Bumbling Basildon drugs boss caught after sharing topless selfie of himself - on a boat

By SWNS

27th Nov 2023 | Local News

Darren Stirling pictured in custody and on his boat.
Darren Stirling pictured in custody and on his boat.

AN organised criminal who supplied vast quantities of Class A drugs across the Basildon area was snared by officers after using his encrypted chat network to post a selfie of himself on a boat.

Darren Stirling, 58, was identified as the man behind an EncroChat handle involved in the supply of cocaine, MDMA, cannabis and ketamine in Basildon.

EncroChat offered a secure mobile phone instant messaging service with 60,000 users worldwide and around 10,000 in the UK.

The primary use was for co-ordinating and planning criminal activities including the distribution of illicit commodities and money laundering.

Since 2016, international law enforcement agencies worked together to target EncroChat and in 2020 agencies in France and the Netherlands infiltrated the platform.

The intelligence gleaned through this operation was then shared via Europol to national law enforcement agencies.

Colleagues with the National Crime Agency provided Essex Police's Serious and Organised Crime Unit with Encro messages for a user active between April and June 2020, supplying Class A and B drugs in the Basildon area.

The messages reveal the user regularly chatted with other handles about the supply of cannabis, cocaine, ketamine and amphetamines.

Photographs were also exchanged, showing large quantities of cannabis, cocaine and suspected ketamine.

The chat logs showed the user was regularly active in purchasing and supplying large quantities of illicit substances up and down the country.

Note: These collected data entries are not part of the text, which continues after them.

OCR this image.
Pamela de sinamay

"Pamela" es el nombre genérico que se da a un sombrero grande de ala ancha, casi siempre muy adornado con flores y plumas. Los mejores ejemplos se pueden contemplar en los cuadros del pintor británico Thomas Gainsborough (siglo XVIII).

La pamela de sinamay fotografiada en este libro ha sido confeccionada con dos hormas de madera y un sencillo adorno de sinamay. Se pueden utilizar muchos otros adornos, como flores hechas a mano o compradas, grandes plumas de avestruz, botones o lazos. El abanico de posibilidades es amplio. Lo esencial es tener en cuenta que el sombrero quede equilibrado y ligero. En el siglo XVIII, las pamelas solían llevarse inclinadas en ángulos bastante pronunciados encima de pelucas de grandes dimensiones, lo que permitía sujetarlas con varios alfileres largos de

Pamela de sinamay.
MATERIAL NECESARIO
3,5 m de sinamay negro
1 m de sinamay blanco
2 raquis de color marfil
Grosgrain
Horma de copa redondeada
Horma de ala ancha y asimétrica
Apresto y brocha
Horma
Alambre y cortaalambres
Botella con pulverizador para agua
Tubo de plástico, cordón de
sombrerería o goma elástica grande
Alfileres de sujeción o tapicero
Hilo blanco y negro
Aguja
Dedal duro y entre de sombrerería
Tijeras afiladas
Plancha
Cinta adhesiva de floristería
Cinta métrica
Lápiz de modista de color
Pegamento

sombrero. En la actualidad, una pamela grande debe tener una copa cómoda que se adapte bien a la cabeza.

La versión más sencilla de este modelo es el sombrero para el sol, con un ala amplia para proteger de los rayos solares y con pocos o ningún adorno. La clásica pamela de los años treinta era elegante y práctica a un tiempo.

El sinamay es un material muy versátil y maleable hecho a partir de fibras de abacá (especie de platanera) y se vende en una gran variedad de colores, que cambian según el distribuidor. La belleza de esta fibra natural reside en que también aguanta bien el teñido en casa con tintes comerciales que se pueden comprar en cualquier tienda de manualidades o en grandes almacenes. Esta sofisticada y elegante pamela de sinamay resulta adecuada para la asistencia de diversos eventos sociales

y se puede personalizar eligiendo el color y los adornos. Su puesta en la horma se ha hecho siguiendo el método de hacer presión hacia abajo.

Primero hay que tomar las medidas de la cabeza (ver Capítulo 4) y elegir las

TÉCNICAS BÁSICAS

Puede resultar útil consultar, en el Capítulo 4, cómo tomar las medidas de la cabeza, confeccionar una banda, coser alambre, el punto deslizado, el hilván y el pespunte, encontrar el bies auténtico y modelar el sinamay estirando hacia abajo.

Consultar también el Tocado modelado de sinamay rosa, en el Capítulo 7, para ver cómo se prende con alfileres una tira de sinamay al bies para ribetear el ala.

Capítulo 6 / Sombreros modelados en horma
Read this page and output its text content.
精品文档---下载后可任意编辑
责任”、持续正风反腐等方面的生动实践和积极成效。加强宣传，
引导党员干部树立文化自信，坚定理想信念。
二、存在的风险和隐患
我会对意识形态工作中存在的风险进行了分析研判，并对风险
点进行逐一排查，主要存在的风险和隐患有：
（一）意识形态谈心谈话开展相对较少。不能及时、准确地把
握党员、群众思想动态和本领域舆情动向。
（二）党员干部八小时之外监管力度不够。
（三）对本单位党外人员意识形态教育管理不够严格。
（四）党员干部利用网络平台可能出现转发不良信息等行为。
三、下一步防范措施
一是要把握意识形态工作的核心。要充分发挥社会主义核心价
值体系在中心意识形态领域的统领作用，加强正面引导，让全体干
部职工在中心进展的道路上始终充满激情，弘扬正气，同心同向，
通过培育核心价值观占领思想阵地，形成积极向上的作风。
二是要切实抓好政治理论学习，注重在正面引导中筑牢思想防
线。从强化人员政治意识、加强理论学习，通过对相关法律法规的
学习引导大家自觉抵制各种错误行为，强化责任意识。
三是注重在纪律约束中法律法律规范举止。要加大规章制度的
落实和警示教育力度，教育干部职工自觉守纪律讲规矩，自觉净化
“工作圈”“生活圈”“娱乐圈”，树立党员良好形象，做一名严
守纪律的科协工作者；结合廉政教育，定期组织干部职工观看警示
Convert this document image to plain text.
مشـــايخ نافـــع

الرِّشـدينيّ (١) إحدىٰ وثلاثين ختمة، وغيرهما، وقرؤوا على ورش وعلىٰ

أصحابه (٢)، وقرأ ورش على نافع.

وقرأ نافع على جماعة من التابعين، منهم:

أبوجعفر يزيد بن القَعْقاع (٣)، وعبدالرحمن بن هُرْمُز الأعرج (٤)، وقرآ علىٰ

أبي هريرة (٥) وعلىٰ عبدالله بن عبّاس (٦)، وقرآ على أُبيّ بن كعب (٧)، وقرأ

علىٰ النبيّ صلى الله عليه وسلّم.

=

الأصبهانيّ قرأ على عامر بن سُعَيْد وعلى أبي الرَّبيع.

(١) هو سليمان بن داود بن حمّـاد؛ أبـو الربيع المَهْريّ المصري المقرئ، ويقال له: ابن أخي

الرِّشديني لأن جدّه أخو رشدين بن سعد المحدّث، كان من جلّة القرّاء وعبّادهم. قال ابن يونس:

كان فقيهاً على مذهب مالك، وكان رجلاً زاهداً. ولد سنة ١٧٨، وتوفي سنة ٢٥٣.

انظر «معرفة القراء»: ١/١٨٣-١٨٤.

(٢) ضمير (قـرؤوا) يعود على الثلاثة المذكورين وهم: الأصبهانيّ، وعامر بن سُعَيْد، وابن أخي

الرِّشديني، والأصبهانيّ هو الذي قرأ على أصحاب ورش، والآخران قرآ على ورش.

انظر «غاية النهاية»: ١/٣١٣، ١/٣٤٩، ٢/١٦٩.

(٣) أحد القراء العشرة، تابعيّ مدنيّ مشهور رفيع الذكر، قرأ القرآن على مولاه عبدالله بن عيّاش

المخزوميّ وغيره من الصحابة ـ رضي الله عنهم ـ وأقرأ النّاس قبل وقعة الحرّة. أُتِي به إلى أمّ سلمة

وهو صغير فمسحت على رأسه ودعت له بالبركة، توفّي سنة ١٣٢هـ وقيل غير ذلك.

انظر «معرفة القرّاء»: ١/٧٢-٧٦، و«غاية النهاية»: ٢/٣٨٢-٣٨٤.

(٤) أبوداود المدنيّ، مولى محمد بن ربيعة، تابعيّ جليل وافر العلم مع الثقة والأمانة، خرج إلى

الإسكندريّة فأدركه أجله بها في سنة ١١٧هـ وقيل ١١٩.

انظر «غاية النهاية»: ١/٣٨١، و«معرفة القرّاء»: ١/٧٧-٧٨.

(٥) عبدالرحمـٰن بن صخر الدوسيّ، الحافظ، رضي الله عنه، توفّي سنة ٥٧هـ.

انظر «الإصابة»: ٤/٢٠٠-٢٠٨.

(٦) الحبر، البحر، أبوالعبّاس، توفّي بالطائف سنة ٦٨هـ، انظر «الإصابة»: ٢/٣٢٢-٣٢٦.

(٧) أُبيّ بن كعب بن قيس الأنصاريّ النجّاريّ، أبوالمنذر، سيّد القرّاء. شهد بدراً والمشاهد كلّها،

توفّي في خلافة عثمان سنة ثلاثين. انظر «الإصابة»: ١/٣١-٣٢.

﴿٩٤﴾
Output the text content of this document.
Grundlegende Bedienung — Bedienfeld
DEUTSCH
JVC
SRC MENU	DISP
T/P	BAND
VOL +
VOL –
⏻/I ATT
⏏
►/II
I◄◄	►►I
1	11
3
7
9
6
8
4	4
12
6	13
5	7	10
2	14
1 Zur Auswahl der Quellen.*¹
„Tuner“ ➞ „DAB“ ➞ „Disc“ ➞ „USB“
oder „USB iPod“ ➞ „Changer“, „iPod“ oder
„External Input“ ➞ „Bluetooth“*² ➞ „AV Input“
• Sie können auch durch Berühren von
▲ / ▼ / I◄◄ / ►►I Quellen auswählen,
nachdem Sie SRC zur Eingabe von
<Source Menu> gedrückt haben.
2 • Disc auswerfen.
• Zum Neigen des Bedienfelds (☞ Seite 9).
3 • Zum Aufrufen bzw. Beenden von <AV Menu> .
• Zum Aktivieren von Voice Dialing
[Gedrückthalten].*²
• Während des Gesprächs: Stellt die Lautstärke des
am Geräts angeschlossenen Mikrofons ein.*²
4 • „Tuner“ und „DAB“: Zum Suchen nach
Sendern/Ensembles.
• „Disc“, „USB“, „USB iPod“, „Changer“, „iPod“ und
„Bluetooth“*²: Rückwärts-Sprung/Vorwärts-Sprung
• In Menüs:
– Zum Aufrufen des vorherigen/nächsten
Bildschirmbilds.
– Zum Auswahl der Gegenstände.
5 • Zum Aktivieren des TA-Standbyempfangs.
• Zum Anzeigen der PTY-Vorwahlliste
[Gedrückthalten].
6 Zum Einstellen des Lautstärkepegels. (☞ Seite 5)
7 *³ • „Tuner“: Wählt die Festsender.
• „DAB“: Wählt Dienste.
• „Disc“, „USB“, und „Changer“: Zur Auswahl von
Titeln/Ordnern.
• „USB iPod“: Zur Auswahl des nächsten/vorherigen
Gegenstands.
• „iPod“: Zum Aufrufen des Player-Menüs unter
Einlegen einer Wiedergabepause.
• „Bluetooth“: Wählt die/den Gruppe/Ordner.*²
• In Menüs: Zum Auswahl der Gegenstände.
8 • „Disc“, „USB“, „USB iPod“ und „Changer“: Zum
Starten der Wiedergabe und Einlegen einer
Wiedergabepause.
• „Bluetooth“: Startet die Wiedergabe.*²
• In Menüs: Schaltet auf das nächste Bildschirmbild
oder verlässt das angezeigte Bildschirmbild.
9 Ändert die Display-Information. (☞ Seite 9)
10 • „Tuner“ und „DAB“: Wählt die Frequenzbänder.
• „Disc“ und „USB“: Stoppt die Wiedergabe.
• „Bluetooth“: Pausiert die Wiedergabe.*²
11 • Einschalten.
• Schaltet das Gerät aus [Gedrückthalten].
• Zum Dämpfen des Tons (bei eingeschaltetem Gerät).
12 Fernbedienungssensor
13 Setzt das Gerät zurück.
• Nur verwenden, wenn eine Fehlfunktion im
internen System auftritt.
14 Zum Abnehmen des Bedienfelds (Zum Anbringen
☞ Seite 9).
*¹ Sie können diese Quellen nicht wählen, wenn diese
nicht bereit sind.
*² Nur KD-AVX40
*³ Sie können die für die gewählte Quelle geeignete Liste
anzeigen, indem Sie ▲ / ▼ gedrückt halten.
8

Helpfully, the user also sent photographs of himself on a boat, which he referred to as his primary residence in the Surrey area.

Drugs were pictured on encrypted chat.

In July 2020, officers executed warrants, including at the boat in question at Penton Hook Marina, Chertsey.

Stirling was found on the vessel and was immediately recognised by officers.

Also seized from the boat were a suspected encrypted mobile device, cannabis, hundreds of tablets and a signal jammer device.

A vehicle attributed to Stirling was traced to two self-storage units.

Inside one of the units, officers discovered more than ten million tablets – suspected to be diazepam due to the wrapping, but later found to be an antihistamine following testing.

A storage unit found by officers and linked to Stirling.

The messages attributed to Stirling showed his involvement in the supply of large quantities of cocaine, MDMA, amphetamines, cannabis and ketamine.

Following arrest, he admitted charges of being concerned in the supply of each substance.

Appearing at Westminster Crown Court on Monday, 20 November, he was jailed for a total of 18 years.

This encompassed a sentence of 13 years and six months for the Essex Police matters, and a four years and six months sentence for separate drug supply matters.

Detective Inspector Yoni Adler, of Essex Police's Serious and Organised Crime Unit, said:

"The cracking of the EncroChat network was a landmark moment in the fight against organised criminal activity across the UK.

"Criminals like Stirling felt able to let their guard down when using this network, feeling they could operate with impunity as they moved large amounts of harmful substances into Essex.

"The relentless work of our Serious and Organised Crime Unit, in collaboration with the National Crime Agency and other partners, proved him wrong.

"This was a complex investigation which involved building an irrefutable case against Stirling, leaving him with no choice but to admit to his leading role in a sophisticated drug supply network.

"The supply of these substances brings with it misery and exploitation.

"The wholesale supply of Class A and B drugs will inevitably result in the running of drugs on the streets further along the chain.

"The reality of illegal drug supply on the streets is the rampant exploitation of vulnerable people, often children, and violence.

"Our work to dismantle drug supply networks is ceaseless. Our message to those supplying these substances is simple: It is a matter of when, not if, you are caught."